Warum ausgerechnet auf den Ben Nevis? War das ein Hinweis? Lebte Neame in Schottland? Dieser Gedanke war Gaddis eines Nachts im Bett gekommen und so schnell wieder verschwunden wie ein Auto, das draußen auf der Straße vorbeirauscht. Was sollte er jetzt tun? Mit dem Nachtzug nach Fort William fahren und dort an sämtliche Türen klopfen? Das wäre das nächste sinnlose Unterfangen.

Während der nächsten Tage durchsuchte er die Unterlagen, die er von Holly Levette bekommen hatte, doch nirgends war Neames Name erwähnt. Eine nutzlose Suche mündete in die nächste, er kam sich vor wie in einer Warteschlange, in der seit Stunden nichts voranging. Gaddis hatte keinerlei Kontakte innerhalb der Polizei, keinen Freund bei der Finanzbehörde und schon gar kein Geld übrig, um einen professionellen Ermittler zu engagieren, der in Neames Vergangenheit wühlte.

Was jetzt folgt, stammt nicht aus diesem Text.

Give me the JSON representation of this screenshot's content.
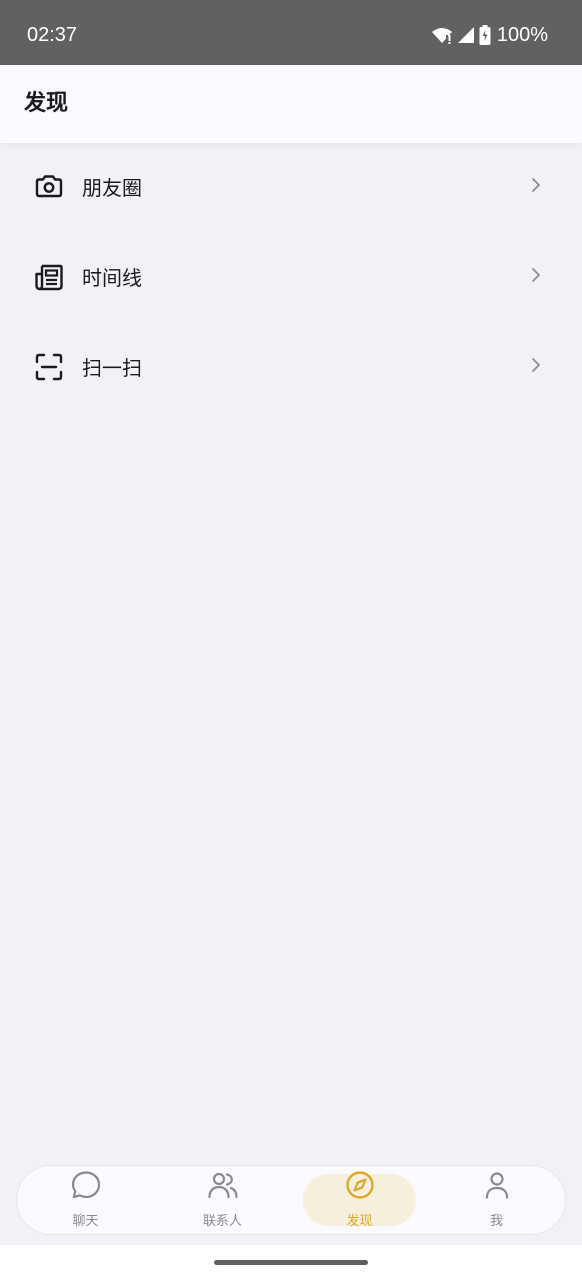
{
  "status_bar": {
    "time": "02:37",
    "battery": "100%",
    "icons": [
      "wifi-icon",
      "signal-icon",
      "battery-icon"
    ]
  },
  "header": {
    "title": "发现"
  },
  "menu": {
    "items": [
      {
        "label": "朋友圈",
        "icon": "camera-icon"
      },
      {
        "label": "时间线",
        "icon": "newspaper-icon"
      },
      {
        "label": "扫一扫",
        "icon": "scan-icon"
      }
    ]
  },
  "nav": {
    "items": [
      {
        "label": "聊天",
        "icon": "chat-icon",
        "active": false
      },
      {
        "label": "联系人",
        "icon": "contacts-icon",
        "active": false
      },
      {
        "label": "发现",
        "icon": "compass-icon",
        "active": true
      },
      {
        "label": "我",
        "icon": "profile-icon",
        "active": false
      }
    ]
  },
  "colors": {
    "accent": "#d9a72a",
    "accent_bg": "#f6efdc",
    "page_bg": "#f2f1f6",
    "status_bar_bg": "#616161"
  }
}
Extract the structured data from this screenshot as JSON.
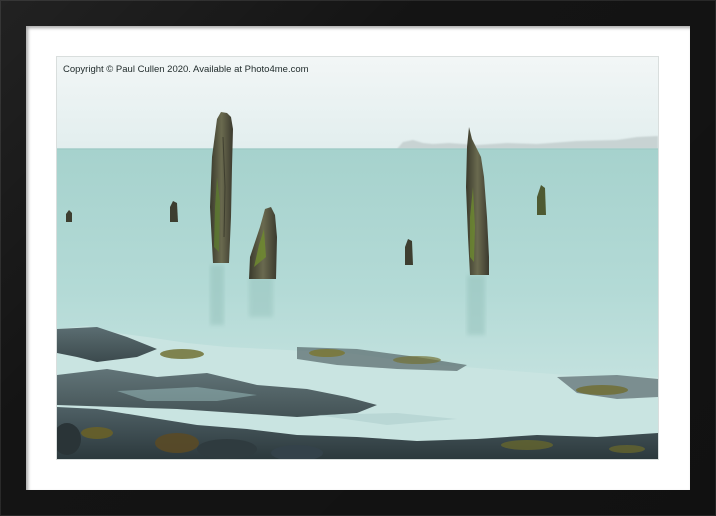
{
  "framed_print": {
    "frame_color": "#141414",
    "mount_color": "#ffffff",
    "photo": {
      "subject": "weathered wooden posts in misty long-exposure sea",
      "watermark_text": "Copyright  © Paul Cullen  2020. Available at Photo4me.com",
      "sky_color": "#e9f1f1",
      "sea_color": "#a9d3cf",
      "rock_color": "#3a4a4f",
      "seaweed_color": "#6b6a2a"
    }
  }
}
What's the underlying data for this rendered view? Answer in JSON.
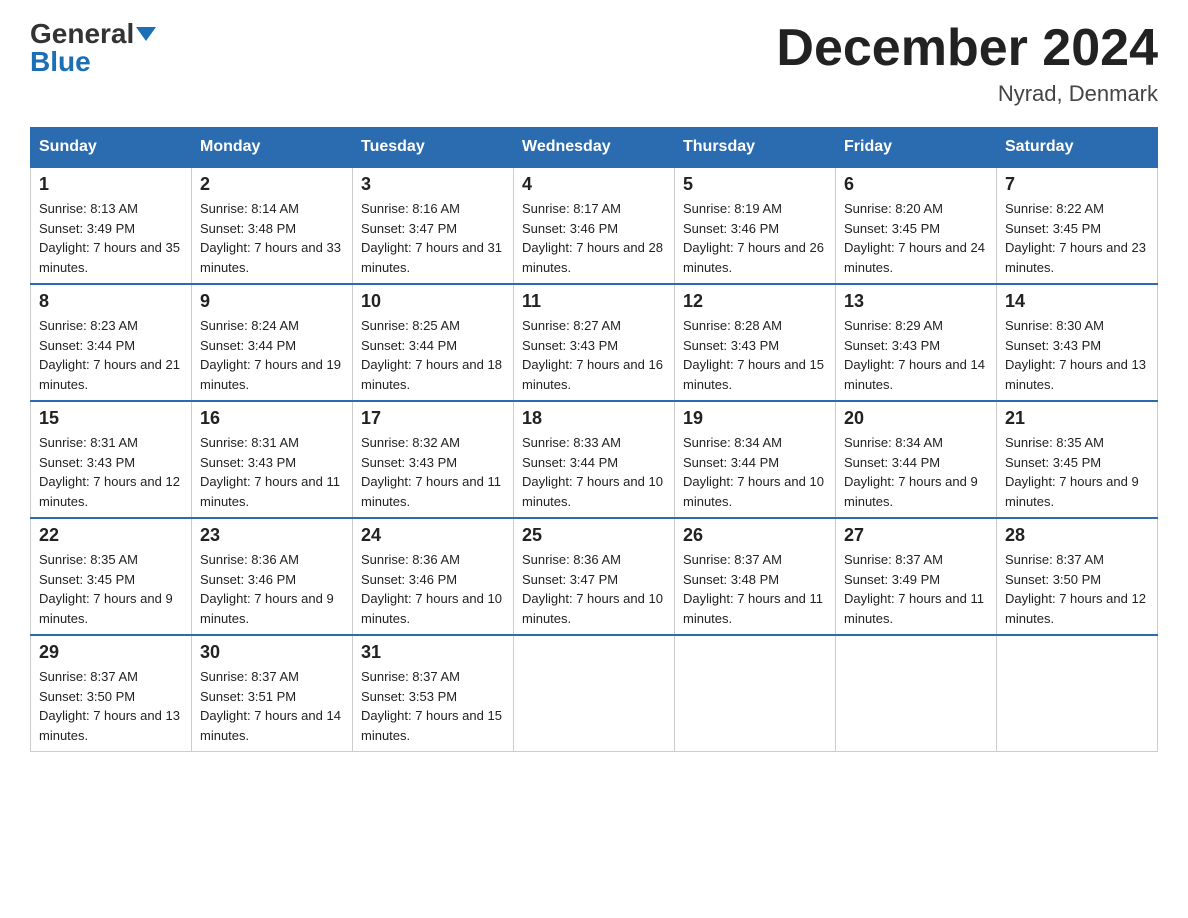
{
  "header": {
    "logo_general": "General",
    "logo_blue": "Blue",
    "month_title": "December 2024",
    "location": "Nyrad, Denmark"
  },
  "days_of_week": [
    "Sunday",
    "Monday",
    "Tuesday",
    "Wednesday",
    "Thursday",
    "Friday",
    "Saturday"
  ],
  "weeks": [
    [
      {
        "day": "1",
        "sunrise": "8:13 AM",
        "sunset": "3:49 PM",
        "daylight": "7 hours and 35 minutes."
      },
      {
        "day": "2",
        "sunrise": "8:14 AM",
        "sunset": "3:48 PM",
        "daylight": "7 hours and 33 minutes."
      },
      {
        "day": "3",
        "sunrise": "8:16 AM",
        "sunset": "3:47 PM",
        "daylight": "7 hours and 31 minutes."
      },
      {
        "day": "4",
        "sunrise": "8:17 AM",
        "sunset": "3:46 PM",
        "daylight": "7 hours and 28 minutes."
      },
      {
        "day": "5",
        "sunrise": "8:19 AM",
        "sunset": "3:46 PM",
        "daylight": "7 hours and 26 minutes."
      },
      {
        "day": "6",
        "sunrise": "8:20 AM",
        "sunset": "3:45 PM",
        "daylight": "7 hours and 24 minutes."
      },
      {
        "day": "7",
        "sunrise": "8:22 AM",
        "sunset": "3:45 PM",
        "daylight": "7 hours and 23 minutes."
      }
    ],
    [
      {
        "day": "8",
        "sunrise": "8:23 AM",
        "sunset": "3:44 PM",
        "daylight": "7 hours and 21 minutes."
      },
      {
        "day": "9",
        "sunrise": "8:24 AM",
        "sunset": "3:44 PM",
        "daylight": "7 hours and 19 minutes."
      },
      {
        "day": "10",
        "sunrise": "8:25 AM",
        "sunset": "3:44 PM",
        "daylight": "7 hours and 18 minutes."
      },
      {
        "day": "11",
        "sunrise": "8:27 AM",
        "sunset": "3:43 PM",
        "daylight": "7 hours and 16 minutes."
      },
      {
        "day": "12",
        "sunrise": "8:28 AM",
        "sunset": "3:43 PM",
        "daylight": "7 hours and 15 minutes."
      },
      {
        "day": "13",
        "sunrise": "8:29 AM",
        "sunset": "3:43 PM",
        "daylight": "7 hours and 14 minutes."
      },
      {
        "day": "14",
        "sunrise": "8:30 AM",
        "sunset": "3:43 PM",
        "daylight": "7 hours and 13 minutes."
      }
    ],
    [
      {
        "day": "15",
        "sunrise": "8:31 AM",
        "sunset": "3:43 PM",
        "daylight": "7 hours and 12 minutes."
      },
      {
        "day": "16",
        "sunrise": "8:31 AM",
        "sunset": "3:43 PM",
        "daylight": "7 hours and 11 minutes."
      },
      {
        "day": "17",
        "sunrise": "8:32 AM",
        "sunset": "3:43 PM",
        "daylight": "7 hours and 11 minutes."
      },
      {
        "day": "18",
        "sunrise": "8:33 AM",
        "sunset": "3:44 PM",
        "daylight": "7 hours and 10 minutes."
      },
      {
        "day": "19",
        "sunrise": "8:34 AM",
        "sunset": "3:44 PM",
        "daylight": "7 hours and 10 minutes."
      },
      {
        "day": "20",
        "sunrise": "8:34 AM",
        "sunset": "3:44 PM",
        "daylight": "7 hours and 9 minutes."
      },
      {
        "day": "21",
        "sunrise": "8:35 AM",
        "sunset": "3:45 PM",
        "daylight": "7 hours and 9 minutes."
      }
    ],
    [
      {
        "day": "22",
        "sunrise": "8:35 AM",
        "sunset": "3:45 PM",
        "daylight": "7 hours and 9 minutes."
      },
      {
        "day": "23",
        "sunrise": "8:36 AM",
        "sunset": "3:46 PM",
        "daylight": "7 hours and 9 minutes."
      },
      {
        "day": "24",
        "sunrise": "8:36 AM",
        "sunset": "3:46 PM",
        "daylight": "7 hours and 10 minutes."
      },
      {
        "day": "25",
        "sunrise": "8:36 AM",
        "sunset": "3:47 PM",
        "daylight": "7 hours and 10 minutes."
      },
      {
        "day": "26",
        "sunrise": "8:37 AM",
        "sunset": "3:48 PM",
        "daylight": "7 hours and 11 minutes."
      },
      {
        "day": "27",
        "sunrise": "8:37 AM",
        "sunset": "3:49 PM",
        "daylight": "7 hours and 11 minutes."
      },
      {
        "day": "28",
        "sunrise": "8:37 AM",
        "sunset": "3:50 PM",
        "daylight": "7 hours and 12 minutes."
      }
    ],
    [
      {
        "day": "29",
        "sunrise": "8:37 AM",
        "sunset": "3:50 PM",
        "daylight": "7 hours and 13 minutes."
      },
      {
        "day": "30",
        "sunrise": "8:37 AM",
        "sunset": "3:51 PM",
        "daylight": "7 hours and 14 minutes."
      },
      {
        "day": "31",
        "sunrise": "8:37 AM",
        "sunset": "3:53 PM",
        "daylight": "7 hours and 15 minutes."
      },
      null,
      null,
      null,
      null
    ]
  ]
}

Er wusste nicht einmal, wo Neame zur Schule gegangen war. Und im Hinterkopf hatte er immer den beschämenden Gedanken, Calvin Somers dreitausend Pfund für etwas gezahlt zu haben, das letztlich nicht mehr wert war als eine nette Anekdote für eine Dinner-Party.

Zum Glück war Gaddis von Natur aus weder Defätist noch Melancholiker. Vier Tage nachdem er sich mit Somers in dem Pub getroffen hatte, beschloss er, nicht länger nach Neame zu suchen, sondern sich direkt auf Edward Crane zu konzentrieren. Faktisch bedeutete es, dass er nach einem Mann suchte, den es nicht mehr gab, aber das störte ihn nicht. Historiker sind spezialisiert auf Tote. Sam Gaddis hatte seine gesamte bisherige Karriere damit verbracht, Menschen, denen er nie begegnet war, Gesichter, die er nie gesehen hatte, Namen, über deren Träger er nur etwas in Büchern gelesen hatte, zum Leben zu erwecken. Er war ein Experte der Rekonstruktion. Er wusste, wie man die Fragmente der Existenz eines Fremden zusammenfügte, wie man sich durch ein Archiv arbeitete, verstand es, den Strom der Geschichte auszusieben, um die Goldstücke kostbarer Informationen ans Licht zu bringen.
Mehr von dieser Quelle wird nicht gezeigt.